Deux semaines pour venir à bout, sans difficulté car avec grand plaisir, de ces quelque 430 pages composant ce gros roman où
l'amour et la révolution sont, en quelque sorte, les principaux acteurs - et j'aurais voulu que ça dure bien plus longtemps, croyez-moi.

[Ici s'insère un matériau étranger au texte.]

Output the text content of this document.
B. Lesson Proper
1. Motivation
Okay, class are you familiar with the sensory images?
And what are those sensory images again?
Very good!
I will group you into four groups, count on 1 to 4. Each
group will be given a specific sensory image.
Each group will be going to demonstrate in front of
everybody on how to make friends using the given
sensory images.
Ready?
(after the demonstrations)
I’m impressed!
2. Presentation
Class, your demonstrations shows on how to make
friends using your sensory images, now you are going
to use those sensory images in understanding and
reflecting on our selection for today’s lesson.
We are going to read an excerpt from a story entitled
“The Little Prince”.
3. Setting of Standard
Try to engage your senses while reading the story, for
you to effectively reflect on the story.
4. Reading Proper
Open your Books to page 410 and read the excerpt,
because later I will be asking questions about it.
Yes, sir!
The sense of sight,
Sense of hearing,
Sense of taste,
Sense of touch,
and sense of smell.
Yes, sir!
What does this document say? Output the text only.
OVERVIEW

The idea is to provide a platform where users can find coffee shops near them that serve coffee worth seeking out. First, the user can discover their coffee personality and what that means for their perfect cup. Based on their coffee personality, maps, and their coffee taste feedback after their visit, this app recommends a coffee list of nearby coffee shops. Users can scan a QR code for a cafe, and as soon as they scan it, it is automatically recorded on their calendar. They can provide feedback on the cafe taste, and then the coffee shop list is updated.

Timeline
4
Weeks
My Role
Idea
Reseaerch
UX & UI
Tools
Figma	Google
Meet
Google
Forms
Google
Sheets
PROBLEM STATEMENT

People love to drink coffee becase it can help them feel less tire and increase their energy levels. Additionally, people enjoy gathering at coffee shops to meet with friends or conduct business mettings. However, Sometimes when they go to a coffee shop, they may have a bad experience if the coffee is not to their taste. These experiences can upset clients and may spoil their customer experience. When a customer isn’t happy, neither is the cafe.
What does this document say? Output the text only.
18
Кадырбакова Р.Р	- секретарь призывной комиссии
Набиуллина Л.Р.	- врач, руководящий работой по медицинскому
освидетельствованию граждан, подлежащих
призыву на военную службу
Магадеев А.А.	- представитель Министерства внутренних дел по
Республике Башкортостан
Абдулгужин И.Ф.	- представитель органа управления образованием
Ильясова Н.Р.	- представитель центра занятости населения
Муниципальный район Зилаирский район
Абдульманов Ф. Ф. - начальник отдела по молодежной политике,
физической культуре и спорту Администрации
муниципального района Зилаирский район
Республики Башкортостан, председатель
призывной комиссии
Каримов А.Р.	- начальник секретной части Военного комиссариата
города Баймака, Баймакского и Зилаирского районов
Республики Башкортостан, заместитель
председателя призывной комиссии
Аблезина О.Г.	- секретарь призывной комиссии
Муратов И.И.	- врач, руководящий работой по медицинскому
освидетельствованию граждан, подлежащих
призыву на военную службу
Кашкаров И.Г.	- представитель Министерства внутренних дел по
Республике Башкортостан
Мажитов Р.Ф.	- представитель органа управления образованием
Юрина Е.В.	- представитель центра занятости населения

Thierry Froger a réalisé un travail de fiction incroyable où se croise la biographie imaginaire de Danton après la période dite de la Terreur (1792-94) et l'élaboration d'un scénario (dont on trouve de nombreux et successifs extraits tout le long du roman) pour un film commandé pour bicentenaire de la Révolution, en 1989, à
Jean-Luc Godard -
Godard dont on suit, parallèlement, les errements du coeur, l'auteur du livre arrivant à nous montrer le cinéaste suisse sous un visage à la fois attachant et à la fois méprisable (donc assez proche de la réalité). Comme disait Kafka (qui est cité dans ce livre) : "Le positif nous a été donné à notre naissance. À nous de faire le négatif." Et c'est bien ce qu'arrive à faire, avec brio, avec génie même,
Thierry Froger ! Inspiré par le cinéma de
Godard tout autant que par sa personnalité, son histoire, c'est un roman complexe qui s'offre ainsi au lecteur. Dans ces pages résonne
le Bruit et la Fureur de
Faulkner,
Les Onze de
Pierre Michon,
Quatre-vingt treize de
Victor Hugo et les Canti de Leopardi. On y croise
Antoine de Baecque, le biographe de
Godard,
Marguerite Duras - qui loue sa mansarde (celle-là même où vécu Vila-Matas qui lui n'est pas cité dans ce livre) -, Gorki,
Federico Fellini, et beaucoup, beaucoup, beaucoup d'autres encore. Et puis ça parle de cinéma, du vieillissement de cet art, de son éloignement, et donc ça parle aussi de littérature ; ça traite de l'échec de ne pas vouloir raconter d'histoires alors qu'on ne fait que ça ; ça parle encore des rêves de révolutions avortées, de leurs protagonistes vieillissants eux-aussi, n'arrivant plus à se lever du confortable "canapé révolutionnaire du verbe" (page 275), et
Maurice Blanchot d'avoir le dernier mot en étant cité page 418 : "ce beau souvenir qu'est l'oubli" - impossible alors de ne pas penser à ces mots que l'auteur
Osamu Dazai donne à dire à l'un des protagonistes de son roman
Soleil Couchant : "La révolution et
l'amour sont en fait les biens les meilleurs et les plus plaisants du monde et nous découvrons que c'est précisément parce que ce sont des biens précieux que les cerveaux vieux et sages ont, par mépris, écrasés sur nous les raisins acides du mensonge. Voici ce que je veux croire implicitement : l'homme est né pour
l'amour et la révolution." Et si ma chronique est quelque peu incompréhensible, et bien c'est tant mieux, car je vous invite à découvrir ce qui est, probablement, l'un des romans le plus ambitieux, le plus surprenant et le plus passionnant de cette rentrée littéraire de septembre 2016 !!! (rentrée qui réserva certainement d'autres surprises j'en suis sûr)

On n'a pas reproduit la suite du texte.